Despite what he’d just said, a strong song of disappointment sang in my head at the thought of him returning to his cabin. Once upon a time, I had been overjoyed tofinallyhave space, a cabin where I could decompress without someone else’s presence. Yet having Reed around wasn’t the same as ‘someone else.’ It was Reed.
It was odd having him around all the time, like time hadn’t passed despite knowing it had…at first. The time it had taken for me to adjust and grow used to his presence had been almost frightening in how fast it had been. Now, it had gone beyond that, and I was disappointed he would be moving out of my cabin.
“Did you tell Mona I was upgraded to trusted status?” I asked him with a snort.
“If she’s going to put me in charge of making sure you’re okay, then she can accept when I make the medical decision that you’re fine to be on your own,” he said with a shake of his head. “And if she can’t, she probably shouldn’t have put me in charge in the first place.”
Sometimes, that sheer confidence he carried around with him could be annoying, but it was mostly enviable. It wasn’t often he questioned his decisions, and it was downright rare for him to regret it. Maybe I would have been the same if I’d grown up responsible for only me and my life instead of two others, or maybe I would always worry about whether I was doing the right thing because that’s just who I was.
“Well, the one thing you can confidently say about Mona is if she’s not happy with something, she’ll let you know,” I said with a little laugh.
“That’s very true,” he said, squinting at the sky. “It’s about dinner time, isn’t it?”
“That it is,” I said.
“So, are you feeling up to eating with everyone else, or do you want to dine in with me again?” he asked, glancing at me.
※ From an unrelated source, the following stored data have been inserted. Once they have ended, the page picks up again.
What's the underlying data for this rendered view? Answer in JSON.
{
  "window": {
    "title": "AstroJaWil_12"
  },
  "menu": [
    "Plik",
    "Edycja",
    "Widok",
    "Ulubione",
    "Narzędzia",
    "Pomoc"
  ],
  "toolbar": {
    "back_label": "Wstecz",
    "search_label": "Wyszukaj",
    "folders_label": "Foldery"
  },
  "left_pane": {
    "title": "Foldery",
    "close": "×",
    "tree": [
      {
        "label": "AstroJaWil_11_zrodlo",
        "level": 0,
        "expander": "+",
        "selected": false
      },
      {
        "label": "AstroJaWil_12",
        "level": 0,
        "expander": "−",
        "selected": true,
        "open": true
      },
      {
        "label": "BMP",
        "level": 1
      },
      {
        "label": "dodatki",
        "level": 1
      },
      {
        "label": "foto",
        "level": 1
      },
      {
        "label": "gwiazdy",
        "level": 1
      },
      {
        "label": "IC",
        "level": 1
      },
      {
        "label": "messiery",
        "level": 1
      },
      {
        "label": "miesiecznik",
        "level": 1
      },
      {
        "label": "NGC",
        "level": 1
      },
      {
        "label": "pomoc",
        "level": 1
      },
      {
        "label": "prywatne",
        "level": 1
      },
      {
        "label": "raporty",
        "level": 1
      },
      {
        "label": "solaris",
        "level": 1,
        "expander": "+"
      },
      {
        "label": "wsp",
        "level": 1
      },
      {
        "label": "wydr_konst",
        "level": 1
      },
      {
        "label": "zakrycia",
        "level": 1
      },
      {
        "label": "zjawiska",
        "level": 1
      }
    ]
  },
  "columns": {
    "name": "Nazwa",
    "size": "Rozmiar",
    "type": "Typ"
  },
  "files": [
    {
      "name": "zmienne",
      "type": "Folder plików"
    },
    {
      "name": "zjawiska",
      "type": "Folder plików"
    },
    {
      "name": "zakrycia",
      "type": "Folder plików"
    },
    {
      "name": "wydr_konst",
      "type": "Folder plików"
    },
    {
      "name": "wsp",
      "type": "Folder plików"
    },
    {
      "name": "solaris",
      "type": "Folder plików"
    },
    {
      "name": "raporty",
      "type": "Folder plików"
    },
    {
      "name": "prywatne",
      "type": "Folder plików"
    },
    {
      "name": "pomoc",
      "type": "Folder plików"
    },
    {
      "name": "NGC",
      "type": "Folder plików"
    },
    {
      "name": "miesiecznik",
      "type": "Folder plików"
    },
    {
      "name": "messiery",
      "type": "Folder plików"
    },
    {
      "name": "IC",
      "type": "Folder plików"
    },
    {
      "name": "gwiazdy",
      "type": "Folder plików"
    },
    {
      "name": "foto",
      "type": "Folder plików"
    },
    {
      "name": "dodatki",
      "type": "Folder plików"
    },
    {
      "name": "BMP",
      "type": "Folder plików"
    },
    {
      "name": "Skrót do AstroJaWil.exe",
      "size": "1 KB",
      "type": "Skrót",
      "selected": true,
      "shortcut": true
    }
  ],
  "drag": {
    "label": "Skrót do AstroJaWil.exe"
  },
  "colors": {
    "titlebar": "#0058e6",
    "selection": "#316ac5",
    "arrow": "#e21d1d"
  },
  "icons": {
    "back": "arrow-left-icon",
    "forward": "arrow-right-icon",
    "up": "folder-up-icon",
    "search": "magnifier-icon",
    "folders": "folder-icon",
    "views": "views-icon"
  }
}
It was asked so casually, but there was a hint of something in his voice. I didn’t quite want to call it hope, but it was very close. The question was what did he hope I would decide, which was far trickier to answer.
“Your last night with me, huh?” I asked.
“Sure, you seem strong enough to get around on your own. Hell, after I make you sit down for a couple of hours, get food into you, and one of those pills, you’ll probably be back to your baseline for the rest of the night,” he said with a shrug. “You might not be a teenager anymore, but you’re still young enough to bounce back, and you’re in good shape and eat well, which is a big player in recovery. In another week, you’ll probably only have faded bruises and some minor aches.”
At the very least, it was nice to have my head cleared of the stabbing agony that had followed me around for the first few days. The pills he gave me were good enough to take the edge off the pain, which I was going to need tonight since I’d decided to exert myself. The pills hadn’t touched the damn migraine, but it was blissfully gone, leaving me alone in my head.
“I want to stay here and relax for a while,” I said, knowing I needed it before I got to my cabin and also to please him. “The bell won’t be for another twenty minutes or so.”
“Alright, you can head back on your own,” he said with a smile, setting the book in his lap. “I’ll get us some food. Then come back, and we can chow down. I’m sure you’re hungry.”
I was ravenous, but that wasn’t important. “Sure, we can have our last supper.”
“Mmm, would that make us Jesus and Judas?”
“That would involve touching someone’s feet. I’m good.”
* * *
“Ahhh,”I groaned as the wonderfully hot water gushed down my body, soothing the ache in my muscles. I returned to the cabin and sat around for almost fifteen minutes, wondering what was taking Reed so long before deciding to shower.